Atterrisseur expérimental Schiaparelli

Schiaparelli est un atterrisseur expérimental de 577 kg (Phoenix : 670 kg, Viking 600 kg) développé par l'ESA qui doit se poser en 2016 sur la planète Mars. ExoMars EDM doit permettre de valider les techniques de rentrée atmosphérique et d'atterrissage qui seront mises en œuvre par de futures missions martiennes européennes. Il comporte un véhicule de rentrée chargé de protéger l'engin spatial de la chaleur générée par la rentrée atmosphérique, d'un parachute déployé alors que la vitesse de l'engin est tombée à Mach 2 et de moteurs-fusées à ergols liquides (hydrazine) chargées de déposer en douceur l'atterrisseur. Durant sa descente vers le sol martien, il retransmet les paramètres de vol pour permettre l'analyse de son fonctionnement. Sur le sol martien, sa durée de vie est limitée car l'énergie est fournie par des batteries qui ne sont pas rechargées. Il emporte une petite charge utile. Il est lancé avec TGO en 2016[8]. Le module EDM a été largué par l'orbiteur TGO le à 14 h 42 TU. Le , la télémétrie est perdue durant la séquence d’atterrissage automatique[7]. L'analyse révèle que le bouclier thermique a correctement réalisé sa fonction de freinage aérodynamique. Le parachute s'est ensuite correctement déployé, mais les dynamiques induites ont brièvement saturé la centrale inertielle avec pour effet une erreur d'estimation d'altitude de Schiaparelli par l'ordinateur de bord entrainant l'éjection prématurée du parachute et le fonctionnement des 3 × 3 rétrofusées pendant seulement quelques secondes à 3,7 km au-dessus du sol. En conséquence, Schiaparelli a effectué une chute libre de 3–4 kilomètres de hauteur dans l'atmosphère martienne, avant de venir percuter le sol à la vitesse substantielle de plus de 300 kilomètres par heure. Le , le parachute de 12 mètres de diamètre a pu être photographié étendu à la surface de la planète rouge. Le cliché provenait du satellite Mars Reconnaissance Orbiter de la NASA qui opère en orbite et avait été spécialement programmé. Un kilomètre plus au nord dans cette même région (de coordonnées 353,79 degrés de longitude est et 2,07 degrés de latitude sud), une tache noire de 15 × 40 mètres peut être vue. Il s'agit de la trace laissée par l'impact du module d'atterrissage, le sable, les poussières et débris de roches expulsés. Le carburant résiduel présent à bord de la sonde a également pu exploser[9],[10],[11].

ExoMars 2022

Initialement nommée ExoMars 2018 puis ExoMars 2020, la mission ExoMars 2022 est planifiée pour être lancée en 2022[2] car la sonde n'était techniquement pas prête pour les précédentes fenêtres de lancement qui n'ont lieu que tous les 26 mois. Le site d'atterrissage, choisi en (à l'aide notamment des observations du spectromètre OMEGA, à bord de la sonde européenne Mars Express) sera Oxia Planum, près de l'équateur[12].

Module d'atterrissage

La Russie, à travers un partenariat avec Roscosmos, fournit le module de descente et d'atterrissage du rover ExoMars. Cette plateforme d'atterrissage, dont descendra le rover une fois qu'elle sera posée sur Mars, est baptisée Kazatchok (russe: Казачок), ce qui signifie « petit cosaque » et aussi une danse traditionnelle cosaque[13],[14].

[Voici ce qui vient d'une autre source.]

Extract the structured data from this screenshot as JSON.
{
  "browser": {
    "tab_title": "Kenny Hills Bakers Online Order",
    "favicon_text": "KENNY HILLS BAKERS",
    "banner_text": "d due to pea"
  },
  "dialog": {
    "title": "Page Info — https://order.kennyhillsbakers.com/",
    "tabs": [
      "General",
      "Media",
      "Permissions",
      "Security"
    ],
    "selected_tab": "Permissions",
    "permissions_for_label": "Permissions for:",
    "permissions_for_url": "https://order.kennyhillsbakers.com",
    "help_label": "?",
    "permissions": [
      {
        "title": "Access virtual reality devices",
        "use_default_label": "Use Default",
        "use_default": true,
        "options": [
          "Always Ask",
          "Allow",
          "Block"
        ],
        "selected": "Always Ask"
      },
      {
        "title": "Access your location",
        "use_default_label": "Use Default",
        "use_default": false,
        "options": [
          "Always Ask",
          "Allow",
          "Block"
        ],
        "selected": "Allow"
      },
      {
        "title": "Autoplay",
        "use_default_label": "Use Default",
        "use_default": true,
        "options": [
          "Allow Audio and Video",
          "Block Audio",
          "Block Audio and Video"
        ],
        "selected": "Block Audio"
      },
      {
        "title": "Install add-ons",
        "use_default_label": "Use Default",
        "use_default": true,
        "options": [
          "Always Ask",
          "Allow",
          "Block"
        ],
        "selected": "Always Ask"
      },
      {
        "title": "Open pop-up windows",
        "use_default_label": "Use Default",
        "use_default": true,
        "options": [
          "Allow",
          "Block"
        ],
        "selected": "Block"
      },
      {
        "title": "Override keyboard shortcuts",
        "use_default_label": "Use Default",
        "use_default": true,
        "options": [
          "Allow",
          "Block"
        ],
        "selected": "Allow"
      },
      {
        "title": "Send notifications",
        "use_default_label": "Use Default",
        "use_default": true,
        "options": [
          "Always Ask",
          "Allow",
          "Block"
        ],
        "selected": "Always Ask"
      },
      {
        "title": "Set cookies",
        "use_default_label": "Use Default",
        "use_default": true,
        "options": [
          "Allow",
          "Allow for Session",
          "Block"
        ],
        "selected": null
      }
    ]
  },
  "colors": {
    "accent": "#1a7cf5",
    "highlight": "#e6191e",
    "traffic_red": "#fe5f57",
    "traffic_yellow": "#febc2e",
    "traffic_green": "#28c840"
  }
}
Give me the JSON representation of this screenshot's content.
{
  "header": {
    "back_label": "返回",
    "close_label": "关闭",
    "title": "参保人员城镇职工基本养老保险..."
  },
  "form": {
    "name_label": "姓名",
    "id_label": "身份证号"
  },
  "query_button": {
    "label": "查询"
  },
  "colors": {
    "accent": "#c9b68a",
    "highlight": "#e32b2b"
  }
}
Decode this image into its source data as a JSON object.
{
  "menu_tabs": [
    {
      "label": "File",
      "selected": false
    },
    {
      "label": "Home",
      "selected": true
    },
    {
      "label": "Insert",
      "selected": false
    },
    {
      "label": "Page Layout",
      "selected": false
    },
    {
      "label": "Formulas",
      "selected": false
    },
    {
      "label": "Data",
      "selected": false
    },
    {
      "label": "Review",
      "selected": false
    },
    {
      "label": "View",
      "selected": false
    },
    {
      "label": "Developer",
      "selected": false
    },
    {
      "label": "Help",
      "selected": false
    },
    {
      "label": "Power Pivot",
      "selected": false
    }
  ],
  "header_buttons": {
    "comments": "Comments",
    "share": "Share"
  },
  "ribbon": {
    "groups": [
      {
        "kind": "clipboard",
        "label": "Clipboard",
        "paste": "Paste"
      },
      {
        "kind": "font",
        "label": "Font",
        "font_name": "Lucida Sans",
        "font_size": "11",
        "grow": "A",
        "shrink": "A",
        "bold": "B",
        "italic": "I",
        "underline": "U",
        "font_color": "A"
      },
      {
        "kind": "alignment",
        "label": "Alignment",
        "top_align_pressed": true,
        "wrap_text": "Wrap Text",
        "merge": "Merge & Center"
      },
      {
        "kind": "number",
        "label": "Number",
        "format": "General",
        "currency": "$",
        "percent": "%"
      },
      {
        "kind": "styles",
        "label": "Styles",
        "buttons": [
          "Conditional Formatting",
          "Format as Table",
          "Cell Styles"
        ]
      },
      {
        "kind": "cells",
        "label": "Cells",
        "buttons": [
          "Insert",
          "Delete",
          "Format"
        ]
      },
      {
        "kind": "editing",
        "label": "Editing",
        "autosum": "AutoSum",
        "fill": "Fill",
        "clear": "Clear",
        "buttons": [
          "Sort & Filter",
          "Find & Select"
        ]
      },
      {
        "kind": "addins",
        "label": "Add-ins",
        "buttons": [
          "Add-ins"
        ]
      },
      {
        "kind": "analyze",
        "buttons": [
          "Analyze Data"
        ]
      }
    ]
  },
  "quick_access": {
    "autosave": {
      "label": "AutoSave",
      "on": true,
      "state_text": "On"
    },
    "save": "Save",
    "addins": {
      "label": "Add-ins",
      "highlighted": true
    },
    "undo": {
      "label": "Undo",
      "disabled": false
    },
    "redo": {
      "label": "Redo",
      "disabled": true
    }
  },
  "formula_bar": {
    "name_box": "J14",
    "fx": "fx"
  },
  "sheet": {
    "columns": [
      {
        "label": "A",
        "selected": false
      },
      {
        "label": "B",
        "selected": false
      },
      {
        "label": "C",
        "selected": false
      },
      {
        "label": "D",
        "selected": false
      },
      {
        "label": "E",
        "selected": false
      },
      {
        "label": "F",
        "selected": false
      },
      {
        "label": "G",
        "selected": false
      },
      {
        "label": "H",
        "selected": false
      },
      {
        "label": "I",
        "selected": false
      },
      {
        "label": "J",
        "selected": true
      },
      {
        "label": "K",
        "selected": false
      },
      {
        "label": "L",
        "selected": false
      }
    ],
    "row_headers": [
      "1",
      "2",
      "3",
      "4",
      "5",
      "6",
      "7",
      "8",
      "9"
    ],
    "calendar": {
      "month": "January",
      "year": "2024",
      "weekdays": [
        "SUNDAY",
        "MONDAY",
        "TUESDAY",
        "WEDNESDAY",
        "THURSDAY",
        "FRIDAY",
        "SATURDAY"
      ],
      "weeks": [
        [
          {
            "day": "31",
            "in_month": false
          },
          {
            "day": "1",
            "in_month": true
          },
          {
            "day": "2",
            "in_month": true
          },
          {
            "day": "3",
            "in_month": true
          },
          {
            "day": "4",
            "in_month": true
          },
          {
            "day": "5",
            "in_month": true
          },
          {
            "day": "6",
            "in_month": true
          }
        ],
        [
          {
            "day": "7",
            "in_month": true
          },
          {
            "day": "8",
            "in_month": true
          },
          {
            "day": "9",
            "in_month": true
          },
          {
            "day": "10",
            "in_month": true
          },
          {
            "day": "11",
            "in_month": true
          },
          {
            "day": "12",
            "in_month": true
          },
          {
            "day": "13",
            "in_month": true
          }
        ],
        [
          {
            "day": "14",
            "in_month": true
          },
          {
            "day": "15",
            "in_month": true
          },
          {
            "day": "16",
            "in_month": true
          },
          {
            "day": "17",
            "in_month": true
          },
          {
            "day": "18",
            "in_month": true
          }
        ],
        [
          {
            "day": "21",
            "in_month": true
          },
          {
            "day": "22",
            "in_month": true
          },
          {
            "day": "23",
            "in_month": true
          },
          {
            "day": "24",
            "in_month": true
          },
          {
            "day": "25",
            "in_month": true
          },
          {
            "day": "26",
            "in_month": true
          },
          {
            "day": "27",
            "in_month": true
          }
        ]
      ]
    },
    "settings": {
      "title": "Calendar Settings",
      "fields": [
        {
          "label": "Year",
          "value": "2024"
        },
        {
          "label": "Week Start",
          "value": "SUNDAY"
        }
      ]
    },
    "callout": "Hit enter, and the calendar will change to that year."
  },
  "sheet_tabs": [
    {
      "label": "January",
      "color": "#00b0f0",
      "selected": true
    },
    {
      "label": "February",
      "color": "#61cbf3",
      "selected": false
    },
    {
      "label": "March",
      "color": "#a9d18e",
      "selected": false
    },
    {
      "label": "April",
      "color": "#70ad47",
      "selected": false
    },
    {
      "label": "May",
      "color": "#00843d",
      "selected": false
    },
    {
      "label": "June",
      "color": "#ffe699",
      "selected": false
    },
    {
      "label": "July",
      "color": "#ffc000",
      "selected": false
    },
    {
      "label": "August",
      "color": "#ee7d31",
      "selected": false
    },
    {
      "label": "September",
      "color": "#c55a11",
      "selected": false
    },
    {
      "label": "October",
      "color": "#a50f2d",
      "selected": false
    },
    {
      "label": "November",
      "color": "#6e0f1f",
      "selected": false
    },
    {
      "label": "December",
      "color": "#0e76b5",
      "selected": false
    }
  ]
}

Cette plateforme a quitté les installations de Lavotchkine le pour Turin (Italie) pour l'assemblage final et des tests chez Thales Alenia Space, le tout en collaboration avec l'Agence spatiale européenne[13],[14].

Rover ExoMars

Le rover ExoMars est un rover de 300 kg développé par l'ESA qui emporte une foreuse capable de ramener une carotte prélevée jusqu'à 2 mètres de profondeur, au maximum, et un laboratoire capable d'analyser l'échantillon et d'identifier des marqueurs biochimiques. Le rover embarque également des instruments pour identifier la présence d'eau ou de matériaux hydratés, des caméras et des spectromètres. Le véhicule de rentrée et de descente jusqu'au sol martien est fourni par Roscosmos. Le rover Exomars doit être lancé en 2020[15]. Le , l'ESA officialise son nom. Il s'appelle désormais Rosalind Franklin en l'honneur de cette physico-chimiste britannique qui a œuvré à la découverte de la structure de l'ADN[16].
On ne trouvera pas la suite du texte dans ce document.